In 1903 the Markieviczes move to Dublin, where Constance’s interests soon turn from art to Irish politics. At age 40, in 1908, she embraces Irish nationalism, joining the revolutionary women’s group Inghinidhe na hÉireann (Daughters of Ireland) and the Sinn Féin political party. The following year she forms Na Fianna Éireann (Soldiers of Ireland), a republican organization loosely based on the Boy Scouts, in which young boys are trained to be nationalist soldiers.

In 1911 she is arrested for demonstrating against King George V’s visit to Ireland. This is just the first of several arrests and imprisonments for Markievicz, whose political activism results in jail time intermittently for the remainder of her life. In 1913–14 she provides food for workers and their families during a labour dispute in which thousands of people are locked out of their workplaces for refusing to reject union membership.

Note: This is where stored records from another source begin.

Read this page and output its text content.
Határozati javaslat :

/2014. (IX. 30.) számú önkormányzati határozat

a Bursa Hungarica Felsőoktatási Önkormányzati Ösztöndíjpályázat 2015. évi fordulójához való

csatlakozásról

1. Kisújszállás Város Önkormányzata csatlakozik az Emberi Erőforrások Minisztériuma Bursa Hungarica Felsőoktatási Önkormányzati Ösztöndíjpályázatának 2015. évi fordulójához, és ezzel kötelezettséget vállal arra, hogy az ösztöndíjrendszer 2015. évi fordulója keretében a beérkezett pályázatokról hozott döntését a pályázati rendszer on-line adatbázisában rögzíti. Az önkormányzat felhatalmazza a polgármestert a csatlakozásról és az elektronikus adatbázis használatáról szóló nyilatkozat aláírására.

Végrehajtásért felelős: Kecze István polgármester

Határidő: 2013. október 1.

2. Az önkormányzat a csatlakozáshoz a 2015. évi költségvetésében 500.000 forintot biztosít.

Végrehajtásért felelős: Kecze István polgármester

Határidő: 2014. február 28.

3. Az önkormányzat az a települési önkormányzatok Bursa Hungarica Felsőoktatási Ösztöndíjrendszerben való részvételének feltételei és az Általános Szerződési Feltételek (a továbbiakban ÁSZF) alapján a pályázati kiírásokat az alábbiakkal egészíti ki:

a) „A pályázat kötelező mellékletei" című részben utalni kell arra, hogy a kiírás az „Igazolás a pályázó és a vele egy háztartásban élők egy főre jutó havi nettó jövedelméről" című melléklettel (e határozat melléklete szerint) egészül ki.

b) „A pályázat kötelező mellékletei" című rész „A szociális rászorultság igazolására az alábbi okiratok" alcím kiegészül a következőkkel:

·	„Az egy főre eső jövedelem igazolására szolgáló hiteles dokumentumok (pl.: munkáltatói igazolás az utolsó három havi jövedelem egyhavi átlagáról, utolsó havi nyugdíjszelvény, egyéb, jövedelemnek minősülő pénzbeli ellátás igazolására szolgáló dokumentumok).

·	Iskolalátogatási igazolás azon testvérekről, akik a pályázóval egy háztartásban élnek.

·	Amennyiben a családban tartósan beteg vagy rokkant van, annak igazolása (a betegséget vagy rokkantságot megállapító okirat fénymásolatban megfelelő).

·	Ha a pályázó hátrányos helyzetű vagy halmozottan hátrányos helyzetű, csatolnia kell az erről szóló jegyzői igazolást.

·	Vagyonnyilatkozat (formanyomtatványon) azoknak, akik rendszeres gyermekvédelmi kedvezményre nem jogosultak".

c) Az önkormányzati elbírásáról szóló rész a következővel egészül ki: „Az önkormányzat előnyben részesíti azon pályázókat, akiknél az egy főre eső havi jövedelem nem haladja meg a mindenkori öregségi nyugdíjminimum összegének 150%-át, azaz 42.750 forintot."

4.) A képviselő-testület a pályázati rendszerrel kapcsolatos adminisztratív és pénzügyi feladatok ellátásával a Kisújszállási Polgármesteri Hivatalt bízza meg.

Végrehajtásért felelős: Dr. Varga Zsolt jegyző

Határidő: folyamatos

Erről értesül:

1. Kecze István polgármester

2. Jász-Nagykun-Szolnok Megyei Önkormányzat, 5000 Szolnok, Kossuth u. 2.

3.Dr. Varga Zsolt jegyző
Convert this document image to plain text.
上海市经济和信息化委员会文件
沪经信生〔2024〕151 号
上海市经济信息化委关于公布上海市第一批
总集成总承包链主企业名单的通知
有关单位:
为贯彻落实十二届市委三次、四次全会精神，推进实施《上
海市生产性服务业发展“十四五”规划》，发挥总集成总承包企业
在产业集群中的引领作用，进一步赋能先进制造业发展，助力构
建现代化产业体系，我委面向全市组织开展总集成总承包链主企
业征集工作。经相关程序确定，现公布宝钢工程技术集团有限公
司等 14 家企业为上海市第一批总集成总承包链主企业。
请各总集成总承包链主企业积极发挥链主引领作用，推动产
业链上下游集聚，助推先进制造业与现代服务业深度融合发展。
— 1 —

In April 1916 Markievicz takes part in the Easter Rising, the republican insurrection in Dublin against British government in Ireland. After the general surrender, she is arrested and imprisoned. Though many women participate in the uprising, Markievicz is the only one to be court-martialed. She is sentenced to death, but the sentence is commuted to a lifetime of penal servitude on account of her gender. The following year, under a general amnesty, Markievicz is released, but soon finds herself back in jail for supposed participation in a plot against the British government. In December 1918, while still carrying out a prison sentence, Markievicz is elected to the House of Commons as the representative for Dublin’s St. Patrick’s division. Along with the other members of Sinn Féin, she refuses to swear an oath of allegiance to the king and, thus, does not take her seat. Instead, under the leadership of Éamon de Valera, the Irish republicans set up their own provisional government, Dáil Éireann.

After her release from prison, Markievicz serves in the first Dáil Éireann as the minister of labour, a post she holds from 1919 until she is defeated in the 1922 elections. That same year the Irish Free State is established, and Dáil Éireann is incorporated as the lower house of the Oireachtas (Irish parliament). Markievicz is elected to the Dáil in the 1923 general election but, along with the other members of Sinn Féin, she again refuses to swear allegiance to the king and does not take her seat. Instead, she devotes herself to charity work. Markievicz joins de Valera’s Fianna Fáil party on its founding in 1926 and is again elected to the Dáil in 1927, but dies a month later without having taken her seat.

Refused a state funeral by the Free State government, Markievicz is buried at Glasnevin Cemetery, Dublin, and de Valera gives the funeral oration.